My assignment was to follow a mother who is a bi-vocational minister. She’s a stay-at-home mom of 2 children and a minister. She’s definitely a busy person, and I observed her for 2 days straight with a small number of breaks (much harder than a wedding). Every night, I would return to the ‘homebase’ to get my work critiqued and EVERY image was critiqued – even the bad ones. My assignment was to capture images that tells her story, and in the end, we had to filter out many images down to 12 (much harder than selecting images for a wedding album). This was a lot of work to just create 12 images. I truly felt like I was working for a newspaper and trying to get ‘the story’. We also had ‘newspaper’ rules placed on us – you had to crop in the camera and no post-processing of images. Sometimes I capture the image, and I crop it later because the moment is happening right then, for example.

This experience was new to me. Weddings are somewhat predictable, and you have a good idea on how the schedule is going to go. I had NO idea at all how this schedule was going to go, and I had to quickly adapt to various environments. Tyler Wirken of Wirken Photography was my mentor and he did an awesome job of critique. I had a tough time at first because I spent a great deal of time taking ‘pretty images’ instead of capturing ones that told the story. This is always a tough call in a wedding day, because you want to take images that are artistic, and you want to take images that are photojournalistic, and it’s a risk that I always have to figure out of ‘how many to take of what’.

I went to some new extremes that I never have been before, such as using all kinds of new lenses (a very wide 16-35 f/2.8 for most of the time on my Canon 5D, and a 24 f/1.4 for a VERY low-light candle-lit church ceremony), and I chose to go the entire time without flash, which was also new for me. I usually use my long lens (70-200 f/2.8) to capture moments instead of being VERY close to people with using wide lenses. I had to force myself into the story by getting very close and personal. I had to break that ‘personal space’ barrier sometimes to really capture the moment.

Her 2 children were very young and full of spirit. Photographing young children and NOT controlling them was tough. I have photographed children before, but you usually can control or ‘bribe’ them to do what you want.

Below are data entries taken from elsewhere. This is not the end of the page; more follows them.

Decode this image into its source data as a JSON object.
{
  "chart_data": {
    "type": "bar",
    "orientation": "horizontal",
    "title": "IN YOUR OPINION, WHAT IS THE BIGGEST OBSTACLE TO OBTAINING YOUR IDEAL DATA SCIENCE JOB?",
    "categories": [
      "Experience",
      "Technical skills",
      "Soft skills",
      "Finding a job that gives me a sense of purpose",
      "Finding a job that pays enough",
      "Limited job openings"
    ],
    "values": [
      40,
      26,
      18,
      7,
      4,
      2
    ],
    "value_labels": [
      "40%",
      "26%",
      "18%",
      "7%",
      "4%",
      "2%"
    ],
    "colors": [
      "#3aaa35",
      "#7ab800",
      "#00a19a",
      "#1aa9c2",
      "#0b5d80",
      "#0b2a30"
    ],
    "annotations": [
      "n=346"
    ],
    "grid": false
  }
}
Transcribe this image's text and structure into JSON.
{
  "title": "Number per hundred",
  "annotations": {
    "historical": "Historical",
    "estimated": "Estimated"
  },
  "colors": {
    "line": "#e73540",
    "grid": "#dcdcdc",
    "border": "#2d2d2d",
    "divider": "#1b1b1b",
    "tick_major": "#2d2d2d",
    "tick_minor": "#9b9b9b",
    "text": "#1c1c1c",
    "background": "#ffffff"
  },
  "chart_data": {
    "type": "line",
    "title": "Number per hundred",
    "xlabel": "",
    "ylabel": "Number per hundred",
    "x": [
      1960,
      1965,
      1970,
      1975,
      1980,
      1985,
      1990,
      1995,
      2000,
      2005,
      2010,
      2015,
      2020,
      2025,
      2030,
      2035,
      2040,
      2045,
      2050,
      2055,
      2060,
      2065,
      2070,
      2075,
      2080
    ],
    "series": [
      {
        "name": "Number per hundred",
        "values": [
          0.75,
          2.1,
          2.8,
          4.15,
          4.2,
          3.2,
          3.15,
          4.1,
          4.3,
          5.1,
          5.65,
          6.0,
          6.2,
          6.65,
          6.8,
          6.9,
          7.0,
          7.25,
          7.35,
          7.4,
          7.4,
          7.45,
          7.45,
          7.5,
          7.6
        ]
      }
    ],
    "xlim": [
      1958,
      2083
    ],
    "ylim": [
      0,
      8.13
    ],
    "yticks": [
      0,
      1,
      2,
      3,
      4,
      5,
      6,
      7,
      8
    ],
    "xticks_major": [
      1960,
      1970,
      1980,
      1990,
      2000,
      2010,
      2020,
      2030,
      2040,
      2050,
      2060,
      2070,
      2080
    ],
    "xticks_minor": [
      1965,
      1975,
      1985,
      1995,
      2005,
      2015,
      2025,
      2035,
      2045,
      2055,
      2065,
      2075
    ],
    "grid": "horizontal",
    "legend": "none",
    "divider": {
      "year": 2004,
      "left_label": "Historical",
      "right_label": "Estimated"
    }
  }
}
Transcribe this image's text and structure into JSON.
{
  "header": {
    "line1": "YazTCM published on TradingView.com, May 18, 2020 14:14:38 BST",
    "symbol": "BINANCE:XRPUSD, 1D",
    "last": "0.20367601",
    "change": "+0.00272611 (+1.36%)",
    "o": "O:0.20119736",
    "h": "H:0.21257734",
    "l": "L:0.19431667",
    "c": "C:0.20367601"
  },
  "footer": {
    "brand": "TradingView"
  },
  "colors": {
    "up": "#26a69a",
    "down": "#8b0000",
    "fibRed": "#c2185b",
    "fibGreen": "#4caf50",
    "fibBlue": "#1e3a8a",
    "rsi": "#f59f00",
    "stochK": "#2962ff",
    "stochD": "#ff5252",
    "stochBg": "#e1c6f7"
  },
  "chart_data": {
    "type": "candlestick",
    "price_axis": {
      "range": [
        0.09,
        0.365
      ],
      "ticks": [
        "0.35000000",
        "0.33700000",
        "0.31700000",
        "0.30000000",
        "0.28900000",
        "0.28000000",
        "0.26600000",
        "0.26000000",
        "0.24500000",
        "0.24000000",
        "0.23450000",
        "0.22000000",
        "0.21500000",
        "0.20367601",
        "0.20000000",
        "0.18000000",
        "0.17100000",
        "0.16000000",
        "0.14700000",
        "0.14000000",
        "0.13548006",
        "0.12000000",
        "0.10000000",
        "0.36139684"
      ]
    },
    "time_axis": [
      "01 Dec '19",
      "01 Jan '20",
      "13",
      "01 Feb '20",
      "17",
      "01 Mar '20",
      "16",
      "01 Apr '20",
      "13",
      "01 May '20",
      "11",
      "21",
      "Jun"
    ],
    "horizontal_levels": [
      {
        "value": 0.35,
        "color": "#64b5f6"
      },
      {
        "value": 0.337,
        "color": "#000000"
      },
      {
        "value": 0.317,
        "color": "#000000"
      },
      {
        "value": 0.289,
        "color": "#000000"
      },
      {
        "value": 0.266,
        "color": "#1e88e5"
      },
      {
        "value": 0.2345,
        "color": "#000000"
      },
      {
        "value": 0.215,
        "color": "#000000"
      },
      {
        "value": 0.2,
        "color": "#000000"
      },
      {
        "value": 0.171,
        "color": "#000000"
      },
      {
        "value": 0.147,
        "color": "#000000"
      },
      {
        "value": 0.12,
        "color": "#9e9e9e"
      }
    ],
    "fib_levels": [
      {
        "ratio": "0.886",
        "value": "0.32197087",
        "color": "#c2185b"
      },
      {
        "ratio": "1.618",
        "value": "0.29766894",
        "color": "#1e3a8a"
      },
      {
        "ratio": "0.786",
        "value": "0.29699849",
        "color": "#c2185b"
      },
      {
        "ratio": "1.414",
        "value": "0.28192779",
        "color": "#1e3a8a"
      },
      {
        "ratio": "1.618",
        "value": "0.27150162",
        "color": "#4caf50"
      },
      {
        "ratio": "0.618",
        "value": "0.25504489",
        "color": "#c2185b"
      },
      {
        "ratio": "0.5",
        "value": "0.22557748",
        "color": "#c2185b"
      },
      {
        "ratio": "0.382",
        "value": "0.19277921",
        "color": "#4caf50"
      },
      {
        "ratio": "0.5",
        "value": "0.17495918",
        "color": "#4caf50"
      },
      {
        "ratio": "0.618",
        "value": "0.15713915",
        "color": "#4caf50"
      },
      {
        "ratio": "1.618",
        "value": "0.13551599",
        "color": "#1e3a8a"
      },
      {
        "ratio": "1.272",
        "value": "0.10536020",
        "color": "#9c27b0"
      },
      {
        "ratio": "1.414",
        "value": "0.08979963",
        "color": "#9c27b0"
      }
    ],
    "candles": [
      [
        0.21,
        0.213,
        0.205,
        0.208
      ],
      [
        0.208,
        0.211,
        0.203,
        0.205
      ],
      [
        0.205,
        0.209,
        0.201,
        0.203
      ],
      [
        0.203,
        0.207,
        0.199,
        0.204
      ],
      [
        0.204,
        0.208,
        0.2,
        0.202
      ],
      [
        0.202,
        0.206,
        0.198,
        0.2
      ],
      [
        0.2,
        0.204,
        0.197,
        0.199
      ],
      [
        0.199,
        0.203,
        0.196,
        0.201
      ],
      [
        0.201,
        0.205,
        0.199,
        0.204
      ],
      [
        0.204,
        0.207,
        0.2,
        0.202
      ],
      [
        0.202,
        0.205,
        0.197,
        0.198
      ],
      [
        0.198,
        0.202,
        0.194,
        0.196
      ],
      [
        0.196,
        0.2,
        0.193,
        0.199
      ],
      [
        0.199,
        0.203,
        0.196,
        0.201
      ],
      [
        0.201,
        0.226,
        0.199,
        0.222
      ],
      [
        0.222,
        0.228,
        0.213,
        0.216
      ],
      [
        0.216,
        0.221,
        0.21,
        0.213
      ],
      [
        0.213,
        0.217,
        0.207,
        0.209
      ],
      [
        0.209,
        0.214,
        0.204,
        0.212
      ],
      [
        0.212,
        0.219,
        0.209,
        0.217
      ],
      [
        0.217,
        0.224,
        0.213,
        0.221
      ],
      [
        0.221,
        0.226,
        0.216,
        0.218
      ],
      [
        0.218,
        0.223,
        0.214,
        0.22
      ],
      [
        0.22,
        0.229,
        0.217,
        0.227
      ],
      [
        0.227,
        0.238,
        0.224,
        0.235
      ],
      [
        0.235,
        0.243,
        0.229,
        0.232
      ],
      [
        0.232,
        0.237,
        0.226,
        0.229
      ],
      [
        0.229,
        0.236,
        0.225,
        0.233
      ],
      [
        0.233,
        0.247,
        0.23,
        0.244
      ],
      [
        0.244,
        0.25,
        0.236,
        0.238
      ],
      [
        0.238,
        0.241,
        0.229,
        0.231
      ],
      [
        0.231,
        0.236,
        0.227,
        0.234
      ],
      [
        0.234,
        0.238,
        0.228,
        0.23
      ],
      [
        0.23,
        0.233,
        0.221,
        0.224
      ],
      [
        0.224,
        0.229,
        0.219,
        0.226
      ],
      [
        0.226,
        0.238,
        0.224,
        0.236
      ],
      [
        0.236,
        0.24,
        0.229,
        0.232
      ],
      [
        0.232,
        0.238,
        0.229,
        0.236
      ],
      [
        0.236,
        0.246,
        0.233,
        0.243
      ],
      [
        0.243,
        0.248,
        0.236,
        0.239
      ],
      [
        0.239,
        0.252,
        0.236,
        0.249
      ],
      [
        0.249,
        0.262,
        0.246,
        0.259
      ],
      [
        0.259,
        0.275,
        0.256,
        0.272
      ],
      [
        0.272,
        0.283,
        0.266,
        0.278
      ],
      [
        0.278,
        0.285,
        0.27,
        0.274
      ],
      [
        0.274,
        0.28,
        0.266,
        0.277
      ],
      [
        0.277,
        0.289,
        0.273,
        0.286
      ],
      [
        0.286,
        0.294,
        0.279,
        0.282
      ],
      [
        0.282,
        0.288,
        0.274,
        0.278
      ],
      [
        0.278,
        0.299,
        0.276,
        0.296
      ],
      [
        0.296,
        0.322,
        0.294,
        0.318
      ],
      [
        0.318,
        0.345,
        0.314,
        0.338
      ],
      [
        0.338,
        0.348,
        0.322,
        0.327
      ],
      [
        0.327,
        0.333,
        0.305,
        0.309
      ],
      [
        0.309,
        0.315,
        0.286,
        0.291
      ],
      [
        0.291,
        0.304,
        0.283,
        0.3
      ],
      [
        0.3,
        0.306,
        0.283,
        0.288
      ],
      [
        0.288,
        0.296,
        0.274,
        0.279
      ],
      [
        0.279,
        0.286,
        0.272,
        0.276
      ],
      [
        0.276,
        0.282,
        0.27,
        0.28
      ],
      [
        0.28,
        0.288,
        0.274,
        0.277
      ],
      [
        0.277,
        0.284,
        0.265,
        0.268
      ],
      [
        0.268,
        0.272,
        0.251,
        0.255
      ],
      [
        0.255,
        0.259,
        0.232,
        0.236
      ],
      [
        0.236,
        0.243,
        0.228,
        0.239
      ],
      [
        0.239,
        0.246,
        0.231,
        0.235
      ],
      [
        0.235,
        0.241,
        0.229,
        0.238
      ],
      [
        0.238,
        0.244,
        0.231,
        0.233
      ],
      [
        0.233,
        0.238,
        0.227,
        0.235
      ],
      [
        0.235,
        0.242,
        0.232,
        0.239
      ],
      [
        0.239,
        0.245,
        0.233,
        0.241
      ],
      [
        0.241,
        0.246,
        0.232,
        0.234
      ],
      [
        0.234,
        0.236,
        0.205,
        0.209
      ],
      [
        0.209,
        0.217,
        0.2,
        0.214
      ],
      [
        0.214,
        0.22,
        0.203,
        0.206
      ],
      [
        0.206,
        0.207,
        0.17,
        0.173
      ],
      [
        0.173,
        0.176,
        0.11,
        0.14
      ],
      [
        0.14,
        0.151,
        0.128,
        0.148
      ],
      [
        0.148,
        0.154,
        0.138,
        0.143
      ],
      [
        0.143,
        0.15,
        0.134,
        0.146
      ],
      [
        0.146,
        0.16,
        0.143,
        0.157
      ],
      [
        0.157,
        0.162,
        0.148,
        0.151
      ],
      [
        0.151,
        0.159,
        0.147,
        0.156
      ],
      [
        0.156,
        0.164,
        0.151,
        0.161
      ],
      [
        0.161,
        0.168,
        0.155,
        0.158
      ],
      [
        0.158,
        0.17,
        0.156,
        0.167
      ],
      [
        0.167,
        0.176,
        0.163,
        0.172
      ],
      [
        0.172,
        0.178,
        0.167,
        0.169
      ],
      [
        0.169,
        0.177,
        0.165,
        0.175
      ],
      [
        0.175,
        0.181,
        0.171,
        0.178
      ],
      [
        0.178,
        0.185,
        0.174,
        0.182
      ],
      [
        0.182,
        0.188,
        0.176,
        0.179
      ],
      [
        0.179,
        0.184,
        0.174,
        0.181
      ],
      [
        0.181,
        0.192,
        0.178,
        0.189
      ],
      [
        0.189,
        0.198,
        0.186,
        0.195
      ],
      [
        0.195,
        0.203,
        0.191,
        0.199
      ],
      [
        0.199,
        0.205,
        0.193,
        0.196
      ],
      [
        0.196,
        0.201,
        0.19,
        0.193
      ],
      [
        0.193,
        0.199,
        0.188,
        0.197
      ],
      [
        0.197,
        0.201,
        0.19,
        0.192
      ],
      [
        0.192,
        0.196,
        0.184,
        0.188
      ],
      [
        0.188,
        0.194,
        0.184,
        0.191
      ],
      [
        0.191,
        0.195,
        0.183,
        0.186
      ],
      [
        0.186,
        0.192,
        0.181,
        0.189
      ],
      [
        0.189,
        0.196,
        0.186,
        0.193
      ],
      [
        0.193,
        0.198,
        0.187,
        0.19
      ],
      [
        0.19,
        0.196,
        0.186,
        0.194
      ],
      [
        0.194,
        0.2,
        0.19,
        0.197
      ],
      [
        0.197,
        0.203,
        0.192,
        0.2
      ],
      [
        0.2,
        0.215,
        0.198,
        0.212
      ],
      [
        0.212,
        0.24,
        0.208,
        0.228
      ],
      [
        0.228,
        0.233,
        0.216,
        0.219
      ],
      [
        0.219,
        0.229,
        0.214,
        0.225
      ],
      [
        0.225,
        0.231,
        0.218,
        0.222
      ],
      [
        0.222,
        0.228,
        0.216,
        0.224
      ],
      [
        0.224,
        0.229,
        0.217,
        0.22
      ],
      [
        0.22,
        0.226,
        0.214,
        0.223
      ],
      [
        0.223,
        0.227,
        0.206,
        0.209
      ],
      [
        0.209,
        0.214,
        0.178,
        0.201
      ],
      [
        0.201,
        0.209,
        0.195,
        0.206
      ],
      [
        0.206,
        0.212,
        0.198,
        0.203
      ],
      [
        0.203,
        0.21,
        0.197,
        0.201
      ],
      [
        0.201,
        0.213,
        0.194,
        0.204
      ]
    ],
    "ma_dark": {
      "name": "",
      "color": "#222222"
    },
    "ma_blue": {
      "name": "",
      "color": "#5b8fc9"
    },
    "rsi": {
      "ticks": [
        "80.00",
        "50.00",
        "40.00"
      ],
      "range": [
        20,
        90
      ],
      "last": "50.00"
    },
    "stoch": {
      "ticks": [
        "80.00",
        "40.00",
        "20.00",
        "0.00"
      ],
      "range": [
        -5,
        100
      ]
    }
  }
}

I will admit that I talked with them a little, but I wanted to capture them in their natural environment.

I also chose to not interact with my environment at all, such as ignoring the temptation of turning lights on/off for better lighting, closing window shades, having people move to get better light, etc. I don’t do this for weddings (I do control the external environment if possible and if time permits).

I will post a link to the slideshow shortly.